Metadata-Version: 2.4
Name: process-sanskrit
Version: 1.0.3
Summary: Process-Sanskrit is python library for automatic Sanskrit text annotation and inflected dictionary search
Author-email: Giacomo De Luca <giacomo.deluca@hotmail.it>
Project-URL: Repository, https://github.com/Giacomo-De-Luca/Process-Sanskrit
Requires-Python: >=3.8
Description-Content-Type: text/markdown
License-File: LICENSE.md
Requires-Dist: requests>=2.20.0
Requires-Dist: sqlalchemy>=1.4.0
Requires-Dist: indic_transliteration>=2.0.0
Requires-Dist: regex>=2022.0.0
Requires-Dist: python-dotenv>=0.19.0
Requires-Dist: sanskrit-parser==0.2.6
Provides-Extra: gensim
Requires-Dist: gensim>=4.0.0; extra == "gensim"
Requires-Dist: sentencepiece>=0.1.95; extra == "gensim"
Provides-Extra: byt5
Requires-Dist: torch>=1.9.0; extra == "byt5"
Requires-Dist: transformers>=4.5.0; extra == "byt5"
Requires-Dist: numpy>=2.0.0; extra == "byt5"
Requires-Dist: scipy>=1.13.0; extra == "byt5"
Dynamic: license-file

# Process-Sanskrit

Process-Sanskrit is a *python* open-source library for automatic Sanskrit text annotation and inflected dictionary search.

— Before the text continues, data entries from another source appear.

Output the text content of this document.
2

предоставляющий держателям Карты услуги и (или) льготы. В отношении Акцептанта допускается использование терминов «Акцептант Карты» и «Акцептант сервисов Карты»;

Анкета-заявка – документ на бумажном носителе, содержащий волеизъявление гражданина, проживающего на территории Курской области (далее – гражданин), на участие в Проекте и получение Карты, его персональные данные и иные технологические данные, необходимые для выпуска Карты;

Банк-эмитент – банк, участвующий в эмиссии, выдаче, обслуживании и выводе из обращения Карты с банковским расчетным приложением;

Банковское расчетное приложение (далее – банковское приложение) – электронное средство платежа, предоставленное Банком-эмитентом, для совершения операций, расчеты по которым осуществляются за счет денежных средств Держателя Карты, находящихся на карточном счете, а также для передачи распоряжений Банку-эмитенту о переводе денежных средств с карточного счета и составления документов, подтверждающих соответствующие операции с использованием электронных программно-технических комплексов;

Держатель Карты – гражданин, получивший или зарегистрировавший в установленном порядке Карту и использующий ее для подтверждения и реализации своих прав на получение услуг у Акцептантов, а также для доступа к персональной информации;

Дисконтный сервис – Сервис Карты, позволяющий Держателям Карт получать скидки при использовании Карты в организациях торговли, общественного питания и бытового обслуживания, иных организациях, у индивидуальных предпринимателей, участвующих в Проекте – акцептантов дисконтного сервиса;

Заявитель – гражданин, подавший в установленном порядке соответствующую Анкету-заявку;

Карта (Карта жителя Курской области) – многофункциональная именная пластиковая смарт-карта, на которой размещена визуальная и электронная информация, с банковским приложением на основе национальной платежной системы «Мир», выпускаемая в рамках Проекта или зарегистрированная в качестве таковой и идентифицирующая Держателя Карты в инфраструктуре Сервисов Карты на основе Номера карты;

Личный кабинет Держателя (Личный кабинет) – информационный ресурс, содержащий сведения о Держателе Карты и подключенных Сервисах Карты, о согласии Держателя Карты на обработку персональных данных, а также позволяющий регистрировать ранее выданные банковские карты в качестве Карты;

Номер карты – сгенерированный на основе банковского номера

The library has two main use cases: 

1. **Dictionary search:** multi dictionary lookup with grammatical annotation for words exactly as they are written in texts: in **any transliteration format, inflected, compounded and with sandhi**. 
2. **Automatic Text Annotation:** generate automatically version of Sanskrit texts without sandhi and with split compounds, with grammatical annotations and dictionary entries for each word. 

The architecture of the library is based on a cascading approach to Sanskrit text analysis, as described in our NAACL 2025 paper: [*`Accessible Sanskrit: A Cascading System for Text Analysis and Dictionary Access.`*](https://aclanthology.org/2025.alp-1.5/)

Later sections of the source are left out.